A quick review of the case
Genesco is a retailer with over 2,400 stores throughout the U.S. and internationally. Visa agreed to operate Genesco’s retail electronic payments and facilitate payment to financial institutions and businesses for consumer credit and debit card purchases. In their agreement, Genesco agreed to comply with Visa’s International Operating Regulations (VIOR) and the Payment Card Industry Data Security Standards (PCI DSS), which establish data security standards for companies that process, store, or handle card data. In contracts with its acquiring banks, Genesco agreed to indemnify them for all fees, assessments, and penalties imposed on them by Visa.
From December 2009 to December 2010, hackers accessed Genesco’s computer network, utilizing malware that captured unencrypted credit card data at the point of sale as the data was being transmitted to banks for authorization. After the breach was discovered, Visa claimed every card Genesco processed over a one-year period was compromised. Visa levied fines against the banks to the tune of $13.3 million, which Genesco had to pay. Genesco sued Visa to recoup the amounts under various theories.
During its breach remediation efforts, Genesco hired two cybersecurity firms to provide technical and consulting services to its outside privacy counsel. One worked on alleged past violations of PCI DSS. The second worked on Genesco’s ongoing efforts to comply with PCI DSS.
In discovery, Visa moved to compel information regarding the forensic/cyber consulting services, claiming it was entitled to information concerning “Genesco’s investigation, analysis, and reviews...in relation to the [cyberattack], including but not limited to those performed internally or through vendors or service providers; communications and reports relating to the first cybersecurity firm’s analysis of the purported PCI DSS violations; and the second firm’s post-cyberattack PCI DSS compliance analysis.”
The reasoning behind the court’s decision to deny the information request is significant.
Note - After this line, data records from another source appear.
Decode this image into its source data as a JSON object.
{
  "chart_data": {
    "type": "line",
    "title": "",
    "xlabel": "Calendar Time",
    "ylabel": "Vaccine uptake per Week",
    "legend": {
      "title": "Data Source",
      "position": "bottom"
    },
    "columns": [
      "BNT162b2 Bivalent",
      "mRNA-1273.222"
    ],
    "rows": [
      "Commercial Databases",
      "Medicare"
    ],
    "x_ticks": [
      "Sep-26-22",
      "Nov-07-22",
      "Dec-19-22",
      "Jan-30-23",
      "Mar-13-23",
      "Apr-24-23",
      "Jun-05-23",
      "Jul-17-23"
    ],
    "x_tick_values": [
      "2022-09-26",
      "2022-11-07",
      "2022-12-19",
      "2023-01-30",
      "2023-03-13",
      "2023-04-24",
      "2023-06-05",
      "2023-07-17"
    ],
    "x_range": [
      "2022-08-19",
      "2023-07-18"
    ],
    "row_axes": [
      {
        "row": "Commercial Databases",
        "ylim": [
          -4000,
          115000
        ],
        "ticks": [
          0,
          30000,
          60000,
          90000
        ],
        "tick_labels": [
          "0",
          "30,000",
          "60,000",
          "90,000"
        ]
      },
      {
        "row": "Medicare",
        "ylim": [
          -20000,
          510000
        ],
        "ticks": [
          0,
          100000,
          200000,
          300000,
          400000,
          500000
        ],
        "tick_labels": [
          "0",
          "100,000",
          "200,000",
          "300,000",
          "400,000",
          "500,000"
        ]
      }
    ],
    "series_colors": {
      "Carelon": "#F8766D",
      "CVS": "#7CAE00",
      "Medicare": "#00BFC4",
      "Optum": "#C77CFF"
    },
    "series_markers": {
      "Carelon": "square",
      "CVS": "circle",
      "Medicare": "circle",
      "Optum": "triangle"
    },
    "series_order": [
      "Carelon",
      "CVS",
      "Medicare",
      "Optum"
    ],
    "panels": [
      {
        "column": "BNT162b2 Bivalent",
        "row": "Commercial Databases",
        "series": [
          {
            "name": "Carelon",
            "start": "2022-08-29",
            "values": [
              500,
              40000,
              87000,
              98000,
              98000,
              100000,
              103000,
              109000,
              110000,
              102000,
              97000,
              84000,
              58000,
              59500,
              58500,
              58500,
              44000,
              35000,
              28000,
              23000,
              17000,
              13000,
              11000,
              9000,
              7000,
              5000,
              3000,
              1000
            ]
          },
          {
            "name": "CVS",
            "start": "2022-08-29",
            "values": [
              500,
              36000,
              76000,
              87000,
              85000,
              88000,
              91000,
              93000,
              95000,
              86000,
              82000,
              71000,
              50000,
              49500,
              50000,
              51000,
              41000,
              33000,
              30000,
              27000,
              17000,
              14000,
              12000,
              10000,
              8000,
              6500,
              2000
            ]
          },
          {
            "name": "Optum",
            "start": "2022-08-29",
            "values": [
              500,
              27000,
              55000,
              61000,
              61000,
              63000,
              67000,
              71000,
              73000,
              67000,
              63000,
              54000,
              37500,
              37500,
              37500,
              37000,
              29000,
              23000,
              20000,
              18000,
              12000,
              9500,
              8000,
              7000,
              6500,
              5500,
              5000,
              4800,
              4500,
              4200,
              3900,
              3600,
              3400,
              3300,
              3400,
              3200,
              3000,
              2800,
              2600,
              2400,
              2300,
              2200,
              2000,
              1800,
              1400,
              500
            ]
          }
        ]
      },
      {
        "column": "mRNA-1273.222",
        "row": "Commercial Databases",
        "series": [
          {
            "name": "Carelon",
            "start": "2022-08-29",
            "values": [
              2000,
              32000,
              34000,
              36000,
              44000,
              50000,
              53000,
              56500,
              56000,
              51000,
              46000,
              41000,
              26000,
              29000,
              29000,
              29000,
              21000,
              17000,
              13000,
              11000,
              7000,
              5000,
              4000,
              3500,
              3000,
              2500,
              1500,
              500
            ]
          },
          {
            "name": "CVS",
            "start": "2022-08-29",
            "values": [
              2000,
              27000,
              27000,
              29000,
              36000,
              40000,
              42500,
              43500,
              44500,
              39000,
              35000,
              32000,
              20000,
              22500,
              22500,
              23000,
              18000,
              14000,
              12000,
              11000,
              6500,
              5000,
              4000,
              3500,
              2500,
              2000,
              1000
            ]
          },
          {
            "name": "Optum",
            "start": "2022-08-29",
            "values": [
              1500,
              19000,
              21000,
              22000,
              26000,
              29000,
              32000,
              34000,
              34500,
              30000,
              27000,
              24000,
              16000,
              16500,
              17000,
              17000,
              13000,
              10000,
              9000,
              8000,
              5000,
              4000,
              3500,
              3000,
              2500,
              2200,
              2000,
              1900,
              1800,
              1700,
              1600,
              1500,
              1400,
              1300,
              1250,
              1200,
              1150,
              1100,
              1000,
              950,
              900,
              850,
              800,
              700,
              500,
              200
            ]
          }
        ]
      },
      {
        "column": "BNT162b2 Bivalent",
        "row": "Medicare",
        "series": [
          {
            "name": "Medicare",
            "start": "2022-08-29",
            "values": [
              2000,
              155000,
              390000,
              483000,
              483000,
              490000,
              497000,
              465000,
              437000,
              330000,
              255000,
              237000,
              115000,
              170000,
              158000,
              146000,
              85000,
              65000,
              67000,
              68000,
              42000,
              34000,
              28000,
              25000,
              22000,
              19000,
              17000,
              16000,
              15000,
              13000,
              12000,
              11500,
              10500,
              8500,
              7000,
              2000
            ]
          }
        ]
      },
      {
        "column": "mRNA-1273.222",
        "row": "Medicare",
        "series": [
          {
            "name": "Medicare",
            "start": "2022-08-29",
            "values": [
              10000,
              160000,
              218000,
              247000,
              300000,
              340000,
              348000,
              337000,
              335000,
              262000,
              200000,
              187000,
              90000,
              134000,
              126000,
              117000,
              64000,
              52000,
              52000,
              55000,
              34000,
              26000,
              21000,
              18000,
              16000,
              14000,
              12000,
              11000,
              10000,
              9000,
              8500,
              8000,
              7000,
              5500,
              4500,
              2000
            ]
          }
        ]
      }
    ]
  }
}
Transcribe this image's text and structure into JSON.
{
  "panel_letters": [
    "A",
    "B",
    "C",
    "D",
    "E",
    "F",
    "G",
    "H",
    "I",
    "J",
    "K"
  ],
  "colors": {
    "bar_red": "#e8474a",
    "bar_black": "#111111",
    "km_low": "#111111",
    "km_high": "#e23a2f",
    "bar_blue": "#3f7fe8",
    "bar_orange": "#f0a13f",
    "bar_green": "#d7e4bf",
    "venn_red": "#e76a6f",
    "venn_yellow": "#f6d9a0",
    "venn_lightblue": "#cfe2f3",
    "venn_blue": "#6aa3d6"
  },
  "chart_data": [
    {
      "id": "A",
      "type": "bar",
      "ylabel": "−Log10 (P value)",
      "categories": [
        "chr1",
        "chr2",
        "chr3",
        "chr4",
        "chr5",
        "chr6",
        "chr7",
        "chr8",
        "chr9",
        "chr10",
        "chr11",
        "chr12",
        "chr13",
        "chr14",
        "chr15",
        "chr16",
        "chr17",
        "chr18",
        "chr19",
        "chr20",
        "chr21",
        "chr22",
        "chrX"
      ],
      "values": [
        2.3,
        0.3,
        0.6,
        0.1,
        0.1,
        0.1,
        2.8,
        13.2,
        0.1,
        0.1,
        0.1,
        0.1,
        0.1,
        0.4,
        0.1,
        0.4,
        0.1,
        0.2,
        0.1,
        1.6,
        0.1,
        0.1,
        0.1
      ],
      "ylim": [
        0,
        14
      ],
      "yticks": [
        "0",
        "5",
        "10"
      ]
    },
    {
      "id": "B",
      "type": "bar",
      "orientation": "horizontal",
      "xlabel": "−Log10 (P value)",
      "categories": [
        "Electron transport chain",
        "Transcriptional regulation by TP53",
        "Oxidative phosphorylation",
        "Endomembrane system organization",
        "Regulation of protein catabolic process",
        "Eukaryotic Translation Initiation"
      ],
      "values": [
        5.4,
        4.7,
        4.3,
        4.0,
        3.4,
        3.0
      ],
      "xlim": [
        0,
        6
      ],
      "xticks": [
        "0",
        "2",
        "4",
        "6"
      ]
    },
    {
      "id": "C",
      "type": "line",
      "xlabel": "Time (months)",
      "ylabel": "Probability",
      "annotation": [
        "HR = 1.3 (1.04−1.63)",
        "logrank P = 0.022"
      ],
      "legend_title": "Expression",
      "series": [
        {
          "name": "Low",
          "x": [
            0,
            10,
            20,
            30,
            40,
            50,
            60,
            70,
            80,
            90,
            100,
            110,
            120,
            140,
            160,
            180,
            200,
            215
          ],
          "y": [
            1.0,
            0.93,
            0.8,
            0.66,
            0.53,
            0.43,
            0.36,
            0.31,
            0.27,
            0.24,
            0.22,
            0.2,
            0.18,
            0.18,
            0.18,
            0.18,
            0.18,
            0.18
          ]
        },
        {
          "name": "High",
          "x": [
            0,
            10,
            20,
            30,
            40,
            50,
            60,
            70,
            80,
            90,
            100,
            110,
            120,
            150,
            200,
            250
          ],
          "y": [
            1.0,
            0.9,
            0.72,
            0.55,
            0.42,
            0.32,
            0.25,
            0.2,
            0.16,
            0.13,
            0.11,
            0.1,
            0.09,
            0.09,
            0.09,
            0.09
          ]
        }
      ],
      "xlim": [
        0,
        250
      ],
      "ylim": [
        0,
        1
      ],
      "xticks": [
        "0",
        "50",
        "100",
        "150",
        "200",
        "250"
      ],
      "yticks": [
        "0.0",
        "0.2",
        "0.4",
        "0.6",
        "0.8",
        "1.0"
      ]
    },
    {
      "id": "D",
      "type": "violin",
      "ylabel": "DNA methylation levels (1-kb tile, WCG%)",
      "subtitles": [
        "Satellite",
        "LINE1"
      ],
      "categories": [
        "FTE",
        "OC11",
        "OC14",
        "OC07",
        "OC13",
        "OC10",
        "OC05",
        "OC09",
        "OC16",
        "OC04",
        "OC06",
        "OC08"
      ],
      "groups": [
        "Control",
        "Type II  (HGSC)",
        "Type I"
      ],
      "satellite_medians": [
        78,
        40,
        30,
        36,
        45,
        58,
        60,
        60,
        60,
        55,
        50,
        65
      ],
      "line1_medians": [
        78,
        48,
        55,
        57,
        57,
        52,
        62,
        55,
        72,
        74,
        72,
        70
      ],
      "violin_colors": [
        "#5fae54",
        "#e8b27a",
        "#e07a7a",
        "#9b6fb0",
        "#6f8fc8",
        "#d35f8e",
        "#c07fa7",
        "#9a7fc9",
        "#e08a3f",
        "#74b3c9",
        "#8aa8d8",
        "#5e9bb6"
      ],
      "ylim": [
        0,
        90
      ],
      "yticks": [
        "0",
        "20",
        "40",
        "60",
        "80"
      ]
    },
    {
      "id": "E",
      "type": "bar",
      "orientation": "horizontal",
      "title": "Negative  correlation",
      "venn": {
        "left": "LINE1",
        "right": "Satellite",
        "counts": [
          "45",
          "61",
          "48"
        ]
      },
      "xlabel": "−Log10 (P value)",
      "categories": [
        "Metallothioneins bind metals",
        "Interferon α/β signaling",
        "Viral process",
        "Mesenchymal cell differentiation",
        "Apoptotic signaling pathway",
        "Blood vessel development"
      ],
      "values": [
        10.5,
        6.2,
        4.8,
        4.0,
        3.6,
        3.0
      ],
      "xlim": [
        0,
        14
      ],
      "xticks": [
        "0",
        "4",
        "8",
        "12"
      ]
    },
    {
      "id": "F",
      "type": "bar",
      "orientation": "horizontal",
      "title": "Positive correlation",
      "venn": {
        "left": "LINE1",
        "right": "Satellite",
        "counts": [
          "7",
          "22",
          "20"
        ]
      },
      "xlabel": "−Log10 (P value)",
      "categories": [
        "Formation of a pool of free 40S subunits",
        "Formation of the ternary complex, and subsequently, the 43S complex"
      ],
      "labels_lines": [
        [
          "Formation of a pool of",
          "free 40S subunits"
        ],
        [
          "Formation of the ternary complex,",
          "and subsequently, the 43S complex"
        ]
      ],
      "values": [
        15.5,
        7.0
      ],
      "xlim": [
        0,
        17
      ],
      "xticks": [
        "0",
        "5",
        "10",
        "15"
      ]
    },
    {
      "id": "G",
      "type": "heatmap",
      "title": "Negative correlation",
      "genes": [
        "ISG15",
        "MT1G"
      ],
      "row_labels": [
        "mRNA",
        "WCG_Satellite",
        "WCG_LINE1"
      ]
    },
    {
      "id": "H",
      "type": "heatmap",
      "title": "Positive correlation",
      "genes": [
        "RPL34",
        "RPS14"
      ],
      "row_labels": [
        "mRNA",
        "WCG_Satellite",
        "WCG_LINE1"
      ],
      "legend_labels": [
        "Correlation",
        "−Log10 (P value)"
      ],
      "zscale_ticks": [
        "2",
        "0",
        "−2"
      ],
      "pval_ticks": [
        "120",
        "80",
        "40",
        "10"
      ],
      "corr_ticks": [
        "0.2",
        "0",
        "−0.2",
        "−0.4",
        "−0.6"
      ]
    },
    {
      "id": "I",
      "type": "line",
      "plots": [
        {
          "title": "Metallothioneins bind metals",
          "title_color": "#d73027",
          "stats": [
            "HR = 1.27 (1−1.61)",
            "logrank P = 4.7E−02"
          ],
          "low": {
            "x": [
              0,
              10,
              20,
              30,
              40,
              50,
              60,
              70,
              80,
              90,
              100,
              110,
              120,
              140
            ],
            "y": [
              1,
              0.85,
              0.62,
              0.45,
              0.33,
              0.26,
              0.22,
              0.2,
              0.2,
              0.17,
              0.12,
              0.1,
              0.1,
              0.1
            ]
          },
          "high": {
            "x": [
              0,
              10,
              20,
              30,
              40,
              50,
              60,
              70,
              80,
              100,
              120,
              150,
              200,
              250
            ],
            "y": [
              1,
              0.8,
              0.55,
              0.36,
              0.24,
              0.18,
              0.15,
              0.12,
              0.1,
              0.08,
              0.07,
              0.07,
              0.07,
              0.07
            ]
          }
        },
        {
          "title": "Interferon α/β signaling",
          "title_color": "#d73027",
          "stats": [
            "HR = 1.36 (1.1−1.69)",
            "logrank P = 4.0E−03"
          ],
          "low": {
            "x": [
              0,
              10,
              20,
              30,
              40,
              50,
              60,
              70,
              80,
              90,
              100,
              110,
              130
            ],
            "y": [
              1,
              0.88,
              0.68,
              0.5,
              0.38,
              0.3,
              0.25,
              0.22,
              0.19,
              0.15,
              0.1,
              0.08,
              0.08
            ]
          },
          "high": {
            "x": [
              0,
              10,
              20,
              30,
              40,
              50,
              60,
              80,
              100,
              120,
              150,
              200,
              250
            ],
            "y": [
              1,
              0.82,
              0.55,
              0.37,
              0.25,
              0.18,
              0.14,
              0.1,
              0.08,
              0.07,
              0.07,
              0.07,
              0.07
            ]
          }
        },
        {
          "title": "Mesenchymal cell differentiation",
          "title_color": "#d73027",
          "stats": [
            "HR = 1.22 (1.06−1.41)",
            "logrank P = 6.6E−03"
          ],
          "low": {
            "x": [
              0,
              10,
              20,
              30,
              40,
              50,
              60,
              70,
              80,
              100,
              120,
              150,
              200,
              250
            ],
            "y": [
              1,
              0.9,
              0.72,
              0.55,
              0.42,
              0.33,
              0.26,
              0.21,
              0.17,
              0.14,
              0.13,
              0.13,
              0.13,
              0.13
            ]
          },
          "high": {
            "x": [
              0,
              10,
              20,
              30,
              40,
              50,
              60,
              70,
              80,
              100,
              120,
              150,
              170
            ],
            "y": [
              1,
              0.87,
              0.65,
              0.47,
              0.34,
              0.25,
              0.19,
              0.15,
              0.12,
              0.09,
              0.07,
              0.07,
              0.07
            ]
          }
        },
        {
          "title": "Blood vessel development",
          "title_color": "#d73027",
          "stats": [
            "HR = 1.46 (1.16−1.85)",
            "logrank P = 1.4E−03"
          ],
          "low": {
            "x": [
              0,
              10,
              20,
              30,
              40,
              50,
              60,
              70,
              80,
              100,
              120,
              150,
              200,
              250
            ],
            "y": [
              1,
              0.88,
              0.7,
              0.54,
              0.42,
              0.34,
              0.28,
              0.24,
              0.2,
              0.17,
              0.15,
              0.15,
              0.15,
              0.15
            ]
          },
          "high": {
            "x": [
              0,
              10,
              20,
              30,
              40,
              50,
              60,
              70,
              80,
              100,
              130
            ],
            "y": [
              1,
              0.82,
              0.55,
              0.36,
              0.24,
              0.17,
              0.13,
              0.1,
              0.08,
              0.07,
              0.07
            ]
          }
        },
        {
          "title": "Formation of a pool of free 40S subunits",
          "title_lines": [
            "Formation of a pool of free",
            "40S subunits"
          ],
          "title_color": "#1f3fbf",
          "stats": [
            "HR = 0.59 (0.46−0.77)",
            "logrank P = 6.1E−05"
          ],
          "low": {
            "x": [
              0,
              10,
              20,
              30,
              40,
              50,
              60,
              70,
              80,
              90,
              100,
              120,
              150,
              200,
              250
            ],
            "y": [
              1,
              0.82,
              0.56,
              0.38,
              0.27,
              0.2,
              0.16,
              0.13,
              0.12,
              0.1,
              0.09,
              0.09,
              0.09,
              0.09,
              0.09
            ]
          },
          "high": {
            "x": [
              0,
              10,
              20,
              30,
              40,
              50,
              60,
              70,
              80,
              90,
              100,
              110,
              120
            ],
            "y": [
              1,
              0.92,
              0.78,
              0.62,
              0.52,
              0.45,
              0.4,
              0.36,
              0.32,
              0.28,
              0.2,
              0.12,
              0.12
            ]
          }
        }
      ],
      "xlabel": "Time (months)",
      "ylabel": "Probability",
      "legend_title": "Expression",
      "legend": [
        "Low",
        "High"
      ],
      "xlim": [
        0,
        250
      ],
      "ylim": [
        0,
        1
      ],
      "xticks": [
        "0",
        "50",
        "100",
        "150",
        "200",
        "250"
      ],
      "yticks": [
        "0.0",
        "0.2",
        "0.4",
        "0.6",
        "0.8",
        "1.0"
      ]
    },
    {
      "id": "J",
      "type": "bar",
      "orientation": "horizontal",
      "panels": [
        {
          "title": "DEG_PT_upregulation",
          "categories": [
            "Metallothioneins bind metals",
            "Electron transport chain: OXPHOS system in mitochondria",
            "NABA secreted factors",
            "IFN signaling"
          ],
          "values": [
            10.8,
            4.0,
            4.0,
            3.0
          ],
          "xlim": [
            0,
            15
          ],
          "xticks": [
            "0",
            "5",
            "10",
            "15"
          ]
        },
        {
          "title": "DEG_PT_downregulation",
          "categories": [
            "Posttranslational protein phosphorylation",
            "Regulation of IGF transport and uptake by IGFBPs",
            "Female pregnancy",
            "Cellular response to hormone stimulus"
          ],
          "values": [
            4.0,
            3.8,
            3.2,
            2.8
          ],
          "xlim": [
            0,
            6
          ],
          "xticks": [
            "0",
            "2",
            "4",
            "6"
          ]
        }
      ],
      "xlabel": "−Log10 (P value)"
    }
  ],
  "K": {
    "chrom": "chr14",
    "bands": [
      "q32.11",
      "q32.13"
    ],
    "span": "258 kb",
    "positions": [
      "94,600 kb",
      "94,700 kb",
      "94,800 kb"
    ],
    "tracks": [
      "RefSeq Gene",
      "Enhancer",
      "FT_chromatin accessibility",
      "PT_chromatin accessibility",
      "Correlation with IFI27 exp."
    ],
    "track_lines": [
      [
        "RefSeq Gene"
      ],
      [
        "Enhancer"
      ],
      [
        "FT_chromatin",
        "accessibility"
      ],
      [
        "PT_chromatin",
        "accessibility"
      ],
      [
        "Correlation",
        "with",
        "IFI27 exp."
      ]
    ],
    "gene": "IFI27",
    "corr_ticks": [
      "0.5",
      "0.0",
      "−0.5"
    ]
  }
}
First, the court ruled that the requested materials were protected under the attorney-client privilege because “attorneys’ factual investigations fall comfortably within the protection of the attorney-client privilege,” and “[t]his privilege extends to the [cybersecurity] firm that assisted counsel in its investigation.” The court reasoned that essentially, cybersecurity and forensic consultants are no different than accounting consultants, whose work product and communications have traditionally been held to be subject to the attorney-client privilege because the “concepts are a foreign language to some lawyers in almost all cases...[h]ence...the presence of the [consultant] is necessary, or at least highly useful, for the effective consultation between the client and the lawyer which the privilege is designed to permit.”
The court went further and also held that the forensic reports were protected under the work product privilege which “attaches to an agent’s work under counsel’s direction,” since “attorneys must often rely on the assistance of investigators and other agents in the compilation of materials in preparation for trial.”